STF determina o fim da procura por testemunha de Maluf e Pitta

O ministro Joaquim Barbosa, do Supremo Tribunal Federal, declarou encerrada a fase de oitiva da Ação Penal 458, na qual o deputado Paulo Maluf (PP-SP), o ex-prefeito de São Paulo Celso Pitta e o ex-secretário de finanças do Estado José Antônio de Freitas são acusados de superfaturamento de obras.

A decisão do ministro ocorreu porque a testemunha apontada pela defesa foi intimada três vezes, mas não compareceu na Justiça. Os advogados de Maluf, Pitta e Freitas perderam a chance de pedir que ela fosse obrigada a testemunhar.

“A testemunha poderia ter sido conduzida coercitivamente, não podendo eximir-se do dever de depor”, explicou Barbosa. Segundo ele, se essa providência não foi tomada pelos advogados até agora “não assiste a eles o direito de insistir interminavelmente na oitiva”, sob o risco do processo prescrever.

O ministro mandou recolher a carta de ordem e encerrou a busca pela testemunha. Ele deu cinco dias para que acusação e defesa apresentem mais diligências.

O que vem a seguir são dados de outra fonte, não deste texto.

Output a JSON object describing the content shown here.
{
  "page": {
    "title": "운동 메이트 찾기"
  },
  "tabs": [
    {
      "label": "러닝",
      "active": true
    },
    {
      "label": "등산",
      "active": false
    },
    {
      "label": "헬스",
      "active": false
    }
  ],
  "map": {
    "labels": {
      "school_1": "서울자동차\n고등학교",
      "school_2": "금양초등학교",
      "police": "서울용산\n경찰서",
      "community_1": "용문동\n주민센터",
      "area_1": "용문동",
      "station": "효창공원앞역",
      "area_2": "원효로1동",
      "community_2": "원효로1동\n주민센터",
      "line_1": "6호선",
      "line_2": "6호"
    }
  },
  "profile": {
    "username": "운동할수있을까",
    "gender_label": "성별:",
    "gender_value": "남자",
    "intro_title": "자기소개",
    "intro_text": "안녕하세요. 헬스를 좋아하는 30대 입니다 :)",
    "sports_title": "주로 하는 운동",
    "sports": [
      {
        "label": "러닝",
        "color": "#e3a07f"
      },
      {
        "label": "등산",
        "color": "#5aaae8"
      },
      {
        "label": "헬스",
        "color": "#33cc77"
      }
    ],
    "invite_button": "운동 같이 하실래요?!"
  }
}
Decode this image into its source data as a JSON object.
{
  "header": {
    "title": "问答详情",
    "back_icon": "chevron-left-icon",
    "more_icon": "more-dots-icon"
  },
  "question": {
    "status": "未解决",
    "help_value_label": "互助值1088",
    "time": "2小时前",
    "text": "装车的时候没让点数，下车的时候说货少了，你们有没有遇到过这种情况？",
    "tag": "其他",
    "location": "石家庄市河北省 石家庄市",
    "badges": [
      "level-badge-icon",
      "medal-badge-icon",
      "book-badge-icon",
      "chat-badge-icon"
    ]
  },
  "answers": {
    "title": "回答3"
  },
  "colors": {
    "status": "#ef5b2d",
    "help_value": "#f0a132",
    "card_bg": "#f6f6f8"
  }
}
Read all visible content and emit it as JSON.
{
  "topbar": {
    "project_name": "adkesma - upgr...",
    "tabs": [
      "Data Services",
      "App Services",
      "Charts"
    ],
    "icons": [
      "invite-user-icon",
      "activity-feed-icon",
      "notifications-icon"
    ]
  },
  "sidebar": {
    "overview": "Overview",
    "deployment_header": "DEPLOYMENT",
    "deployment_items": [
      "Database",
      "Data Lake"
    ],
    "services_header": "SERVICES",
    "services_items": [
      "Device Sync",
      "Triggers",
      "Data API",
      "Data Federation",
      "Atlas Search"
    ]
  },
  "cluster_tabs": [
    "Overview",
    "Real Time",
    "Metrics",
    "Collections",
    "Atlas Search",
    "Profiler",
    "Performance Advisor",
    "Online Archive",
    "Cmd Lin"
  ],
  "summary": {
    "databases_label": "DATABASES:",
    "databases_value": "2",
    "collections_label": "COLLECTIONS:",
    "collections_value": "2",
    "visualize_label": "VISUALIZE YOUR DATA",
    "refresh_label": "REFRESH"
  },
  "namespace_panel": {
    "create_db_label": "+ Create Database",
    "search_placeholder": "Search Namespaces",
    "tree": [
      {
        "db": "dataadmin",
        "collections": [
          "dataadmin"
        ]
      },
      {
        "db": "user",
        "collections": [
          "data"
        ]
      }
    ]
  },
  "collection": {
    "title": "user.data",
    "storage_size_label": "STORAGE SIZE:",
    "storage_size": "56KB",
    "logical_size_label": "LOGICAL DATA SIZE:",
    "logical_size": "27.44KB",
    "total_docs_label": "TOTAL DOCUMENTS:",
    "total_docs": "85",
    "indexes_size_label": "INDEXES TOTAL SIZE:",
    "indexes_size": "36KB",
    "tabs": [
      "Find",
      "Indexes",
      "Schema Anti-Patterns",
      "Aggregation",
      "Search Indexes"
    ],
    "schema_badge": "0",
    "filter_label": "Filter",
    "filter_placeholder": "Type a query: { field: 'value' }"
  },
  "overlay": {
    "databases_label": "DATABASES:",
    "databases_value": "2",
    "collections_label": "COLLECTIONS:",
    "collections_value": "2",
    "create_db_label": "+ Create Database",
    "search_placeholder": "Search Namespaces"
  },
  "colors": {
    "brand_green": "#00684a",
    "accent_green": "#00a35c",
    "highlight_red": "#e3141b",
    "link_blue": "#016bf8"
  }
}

Caso não tenham mais diligências, o próximo passo é a apresentação das alegações finais.

Quando o esquema de superfaturamento foi descoberto, os três foram acusados de criar precatórios de R$ 1,8 bilhão em 1996. Eles teriam simulado excesso de arrecadação e destinado o suposto superávit para a Secretaria de Vias Públicas. P Ministério Público estima que naquele ano a prefeitura não teve superávit, mas sim um déficit de R$ 1,2 bilhão.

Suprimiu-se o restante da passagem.